Here, the express terms of both RFPs indicated that an offeror’s failure to submit a surety letter would be a mandatory basis for disqualification. RFP-0316 at 67; RFP-0317 at 67. This term, in each solicitation, made submission of a surety letter a material requirement for each RFP. See The Walsh-Vaughn JV, B-407998.2, B‑407998.4, May 21, 2013, 2013 CPD ¶ 134 at 7 (failure to provide an electronic version of a construction schedule, even though paper copy was submitted, is a deficiency when the electronic version is required by the RFP). Consequently, the CO’s e-mails requesting the surety letters constituted discussions since HPC’s proposals, which did not initially conform to either solicitation’s requirements, could only be made acceptable after the protester submitted the surety letters. That said, we do not agree that the agency could not remedy its misstep by belatedly recognizing that its request of the letters would constitute discussions and by returning the situation to the status quo ante by electing not to consider the submission provided by HPC.

In certain very limited circumstances, where a communication is the result of a mistake on the part of a contracting officer, an agency is not required to consider the information it requested. The Saxon Corp., B-232694.2 et al., June 13, 1989, 89-1 CPD ¶ 553 at 2-3 (even if agency asked for and refused to consider information requested, discussions need not be held where the intent was to make award on the basis of initial proposals, and where agency action did not impinge on the integrity of the competitive system). When an agency intends to make an award on initial proposals, the integrity of the competitive system would not be enhanced by requiring that revisions be solicited and considered from all offerors. See Rainbow Technology, Inc., B-232589, Jan. 24, 1989, 89-1 CPD ¶ 66 at 4-5; The Saxon Corp., supra.

Here, the terms of the solicitations notified all offerors that the agency intended to make award on the basis of initial proposals.
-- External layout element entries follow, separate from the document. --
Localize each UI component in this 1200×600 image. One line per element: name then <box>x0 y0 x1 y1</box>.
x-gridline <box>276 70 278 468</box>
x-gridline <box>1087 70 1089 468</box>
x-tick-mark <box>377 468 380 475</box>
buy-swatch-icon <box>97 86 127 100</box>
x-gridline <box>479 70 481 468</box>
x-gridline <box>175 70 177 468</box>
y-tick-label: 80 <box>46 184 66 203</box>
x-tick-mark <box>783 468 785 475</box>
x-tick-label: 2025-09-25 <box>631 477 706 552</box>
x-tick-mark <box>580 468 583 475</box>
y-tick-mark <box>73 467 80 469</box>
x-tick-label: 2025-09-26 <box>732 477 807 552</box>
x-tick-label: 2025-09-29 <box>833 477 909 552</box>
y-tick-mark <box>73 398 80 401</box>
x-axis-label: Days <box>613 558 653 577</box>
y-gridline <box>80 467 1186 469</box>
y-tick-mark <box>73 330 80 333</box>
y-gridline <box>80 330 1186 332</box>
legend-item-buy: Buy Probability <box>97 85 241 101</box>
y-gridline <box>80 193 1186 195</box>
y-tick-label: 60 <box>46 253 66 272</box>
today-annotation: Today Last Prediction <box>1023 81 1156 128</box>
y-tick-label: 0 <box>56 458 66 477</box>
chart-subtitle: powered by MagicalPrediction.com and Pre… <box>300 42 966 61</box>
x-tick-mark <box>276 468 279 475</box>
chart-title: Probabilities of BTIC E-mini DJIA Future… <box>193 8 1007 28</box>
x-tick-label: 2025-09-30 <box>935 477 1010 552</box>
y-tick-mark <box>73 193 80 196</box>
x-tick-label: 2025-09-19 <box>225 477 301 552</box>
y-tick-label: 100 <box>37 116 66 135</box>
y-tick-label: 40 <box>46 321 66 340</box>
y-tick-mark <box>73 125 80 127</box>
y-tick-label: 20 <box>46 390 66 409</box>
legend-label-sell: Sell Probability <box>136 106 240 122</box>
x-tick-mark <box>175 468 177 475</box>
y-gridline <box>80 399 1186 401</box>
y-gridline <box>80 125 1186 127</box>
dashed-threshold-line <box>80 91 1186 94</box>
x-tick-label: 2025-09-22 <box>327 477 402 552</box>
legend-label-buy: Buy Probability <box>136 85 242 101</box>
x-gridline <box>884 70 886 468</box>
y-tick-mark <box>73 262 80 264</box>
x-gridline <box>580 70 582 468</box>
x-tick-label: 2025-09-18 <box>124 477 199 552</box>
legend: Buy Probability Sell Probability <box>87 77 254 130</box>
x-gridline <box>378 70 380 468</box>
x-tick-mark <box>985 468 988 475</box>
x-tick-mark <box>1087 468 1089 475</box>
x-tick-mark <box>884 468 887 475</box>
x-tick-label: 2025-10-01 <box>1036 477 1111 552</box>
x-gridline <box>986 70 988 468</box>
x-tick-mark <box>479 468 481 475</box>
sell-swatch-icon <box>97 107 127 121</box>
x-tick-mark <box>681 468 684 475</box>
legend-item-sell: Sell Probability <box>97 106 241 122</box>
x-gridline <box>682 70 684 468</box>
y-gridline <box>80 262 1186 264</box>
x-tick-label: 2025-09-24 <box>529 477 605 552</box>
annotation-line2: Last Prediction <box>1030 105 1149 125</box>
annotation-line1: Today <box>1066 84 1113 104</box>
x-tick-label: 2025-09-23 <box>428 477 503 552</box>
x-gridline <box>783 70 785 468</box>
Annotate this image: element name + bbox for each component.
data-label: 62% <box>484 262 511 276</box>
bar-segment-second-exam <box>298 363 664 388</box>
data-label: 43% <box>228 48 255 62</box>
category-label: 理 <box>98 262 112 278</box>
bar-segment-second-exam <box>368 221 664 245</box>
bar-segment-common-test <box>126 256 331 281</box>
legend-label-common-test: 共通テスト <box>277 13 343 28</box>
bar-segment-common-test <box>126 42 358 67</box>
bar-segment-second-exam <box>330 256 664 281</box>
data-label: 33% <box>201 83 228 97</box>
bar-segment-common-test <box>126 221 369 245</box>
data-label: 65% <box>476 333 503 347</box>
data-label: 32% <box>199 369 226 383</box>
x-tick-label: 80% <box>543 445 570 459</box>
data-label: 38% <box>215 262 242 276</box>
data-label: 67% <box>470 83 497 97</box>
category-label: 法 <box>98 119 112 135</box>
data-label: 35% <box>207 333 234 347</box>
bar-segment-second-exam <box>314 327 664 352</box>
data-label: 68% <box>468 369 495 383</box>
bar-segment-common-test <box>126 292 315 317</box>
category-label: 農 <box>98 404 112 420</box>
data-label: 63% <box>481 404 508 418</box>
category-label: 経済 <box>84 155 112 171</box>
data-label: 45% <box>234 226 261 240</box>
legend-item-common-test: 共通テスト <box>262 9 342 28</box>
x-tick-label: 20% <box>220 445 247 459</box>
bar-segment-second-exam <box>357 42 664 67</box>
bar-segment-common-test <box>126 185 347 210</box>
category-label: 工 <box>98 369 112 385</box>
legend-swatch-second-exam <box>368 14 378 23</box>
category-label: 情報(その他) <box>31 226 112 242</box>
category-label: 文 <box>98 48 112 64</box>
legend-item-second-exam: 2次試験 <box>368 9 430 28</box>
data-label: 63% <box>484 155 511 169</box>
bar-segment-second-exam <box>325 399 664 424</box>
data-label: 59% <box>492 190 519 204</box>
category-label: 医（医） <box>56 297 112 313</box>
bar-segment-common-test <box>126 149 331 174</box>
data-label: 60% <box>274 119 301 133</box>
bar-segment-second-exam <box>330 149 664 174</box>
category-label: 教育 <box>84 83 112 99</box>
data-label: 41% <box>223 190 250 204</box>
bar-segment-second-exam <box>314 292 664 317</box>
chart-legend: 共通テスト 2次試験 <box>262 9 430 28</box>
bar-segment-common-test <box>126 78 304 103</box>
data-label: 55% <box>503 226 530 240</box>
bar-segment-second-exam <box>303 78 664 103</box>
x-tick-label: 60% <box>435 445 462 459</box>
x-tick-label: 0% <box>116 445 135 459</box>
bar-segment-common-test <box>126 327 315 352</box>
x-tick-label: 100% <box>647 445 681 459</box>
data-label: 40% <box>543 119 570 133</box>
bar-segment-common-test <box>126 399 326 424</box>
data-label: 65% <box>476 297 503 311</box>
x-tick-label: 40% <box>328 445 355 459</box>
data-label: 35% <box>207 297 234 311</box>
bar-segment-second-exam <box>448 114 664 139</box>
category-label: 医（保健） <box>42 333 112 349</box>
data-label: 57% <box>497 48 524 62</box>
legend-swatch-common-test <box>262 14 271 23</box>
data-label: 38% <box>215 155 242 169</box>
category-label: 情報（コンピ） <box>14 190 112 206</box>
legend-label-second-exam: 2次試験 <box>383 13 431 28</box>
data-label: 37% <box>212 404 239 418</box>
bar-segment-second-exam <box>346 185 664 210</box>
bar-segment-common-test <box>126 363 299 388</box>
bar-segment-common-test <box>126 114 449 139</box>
The record establishes that the CO’s communications with the protester were not intended to be discussions. Moreover, before the VA’s source selection boards started deliberations, the agency recognized that by requesting the surety letters the agency would initiate discussions, and recognized the unintended impact on these procurements. The record reflects that in order to correct this error and to ensure that the award would be made on the basis of initial proposals, as provided by the RFPs, the agency did not consider HPC’s surety letters and evaluated the proposals based upon only the initial submissions. Accordingly, we find that the agency’s decision to eliminate the protester from the competitions was reasonable.

The protest is denied.

Susan A. Poling
General Counsel



[1] RFP-0316 was for construction work at locations in Asheville and Salisbury, North Carolina. RFP-0316 at 1. RFP-0317 was for construction work at locations in Hampton and Richmond, North Carolina. RFP-0317 at 1.

[2] The agency received 24 proposals in response to RFP-0316, which closed on September 16, 2014. CO Statement-0316 at 1. The agency received 19 proposals in response to RFP-0317, which closed on September 18. CO Statement-0317 at 1.

[3] The record shows that the CO’s e-mails, one for each solicitation, were nearly identical. Protest-0316, Tab 1, e-mail (Oct. 4, 2014), at 5; Protest-0317, Tab 1, e‑mail (Sept. 24, 2014), at 5.

[4] HPC initially filed an agency-level protest on February 13, 2015, challenging the agency’s decision to reject its proposal. CO Statement-0316 at 2; CO Statement-0317 at 2. The VA denied HPC’s agency level protests on March 19. Id. These protests were filed on March 27, 2015.

[5] The agency argues that the CO’s e-mails expressly relied on the clarifications authority of FAR § 15.306(a) and provide further support that the agency had no intention of opening discussions under either RFP.